12. Em 23.02.2015, os executados AA e CC remeteram à exequente o escrito junto como doc. 77 da contestação, com o teor que aqui se dá por reproduzido.
«(…), vimos, por este meio, em resposta à notificação de V. Exas. solicitar que nos seja possível pagar a dívida em prestações mensais máximas de 150,00€, uma vez que vivemos somente de uma reforma e ainda estamos a pagar a nossa habitação, não nos sendo possível pagar mais que essa importância.»
13. A quantia exequenda nos autos principais decompõe-se da seguinte forma:
- O mútuo concedido aos executados foi no montante de €67.500,00.
- O imóvel hipotecado para garantia do crédito foi adjudicado à exequente pela quantia de €51.000,00.

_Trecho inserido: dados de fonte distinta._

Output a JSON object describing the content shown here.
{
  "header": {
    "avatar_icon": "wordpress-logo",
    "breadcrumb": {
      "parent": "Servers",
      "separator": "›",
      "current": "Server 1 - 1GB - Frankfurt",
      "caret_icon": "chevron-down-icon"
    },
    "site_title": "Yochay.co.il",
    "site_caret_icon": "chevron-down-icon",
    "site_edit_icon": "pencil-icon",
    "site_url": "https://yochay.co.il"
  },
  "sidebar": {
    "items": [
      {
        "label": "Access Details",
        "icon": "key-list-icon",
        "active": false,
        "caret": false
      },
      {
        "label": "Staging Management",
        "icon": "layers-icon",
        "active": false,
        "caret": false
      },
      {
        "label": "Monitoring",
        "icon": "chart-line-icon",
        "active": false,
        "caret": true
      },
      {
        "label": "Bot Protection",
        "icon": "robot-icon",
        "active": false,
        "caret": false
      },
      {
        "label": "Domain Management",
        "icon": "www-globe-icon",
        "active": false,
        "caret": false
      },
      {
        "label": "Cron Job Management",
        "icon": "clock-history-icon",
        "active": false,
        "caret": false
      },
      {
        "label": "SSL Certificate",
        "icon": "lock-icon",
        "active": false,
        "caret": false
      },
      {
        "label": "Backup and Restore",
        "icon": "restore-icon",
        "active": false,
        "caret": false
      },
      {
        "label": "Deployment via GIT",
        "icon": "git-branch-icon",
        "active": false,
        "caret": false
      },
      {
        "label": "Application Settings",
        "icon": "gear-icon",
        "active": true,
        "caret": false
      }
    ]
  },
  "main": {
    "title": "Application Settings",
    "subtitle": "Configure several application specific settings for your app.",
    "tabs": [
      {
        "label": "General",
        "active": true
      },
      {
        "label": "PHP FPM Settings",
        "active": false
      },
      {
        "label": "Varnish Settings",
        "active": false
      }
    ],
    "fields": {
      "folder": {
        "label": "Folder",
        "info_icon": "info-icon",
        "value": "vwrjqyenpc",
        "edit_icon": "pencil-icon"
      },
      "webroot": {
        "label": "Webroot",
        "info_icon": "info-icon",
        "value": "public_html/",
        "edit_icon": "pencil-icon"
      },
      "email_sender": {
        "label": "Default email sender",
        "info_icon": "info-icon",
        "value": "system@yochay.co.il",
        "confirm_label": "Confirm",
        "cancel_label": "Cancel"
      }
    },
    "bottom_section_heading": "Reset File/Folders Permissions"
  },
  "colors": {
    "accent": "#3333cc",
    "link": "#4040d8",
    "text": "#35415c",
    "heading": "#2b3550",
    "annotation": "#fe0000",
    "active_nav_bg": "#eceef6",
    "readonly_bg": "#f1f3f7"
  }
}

- À data da adjudicação o crédito exequendo ascendia a €77.709,37, sendo €64.592,27 de capital e o restante juros, despesas e comissões.
- O produto da venda do imóvel no montante de €51.000 foi abatido apenas no capital, o qual ficou reduzido a €13.592,27.
- Os fiadores fizeram os seguintes pagamentos por conta da dívida: um pagamento de €94,48 e 6 pagamentos de €150, em 13/03/2015, 13/04/2015, 14/05/2015, 16/06/2015, 16/07/2015, 18/08/2015 e 18/09/2015, respectivamente.
- Estes valores, num total de €994,48, foram aplicados do seguinte modo: €394,48 em capital, o restante em juros comissões e impostos, tendo permanecido em dívida um capital de €13.197,79 e juros vencidos desde 13/01/2010 no montante de €15.757,87.
- A partir de 13/05/2014, data da adjudicação do imóvel, foram contabilizados juros à taxa de 5,396% sobre o capital em dívida.

IV. O mérito do recurso:
Recapitulando os passos do processo, temos que na execução a exequente reclama o pagamento do valor relativo a um contrato de mútuo bancário que celebrou com um dos executados e onde os demais intervieram como fiadores do mutuário.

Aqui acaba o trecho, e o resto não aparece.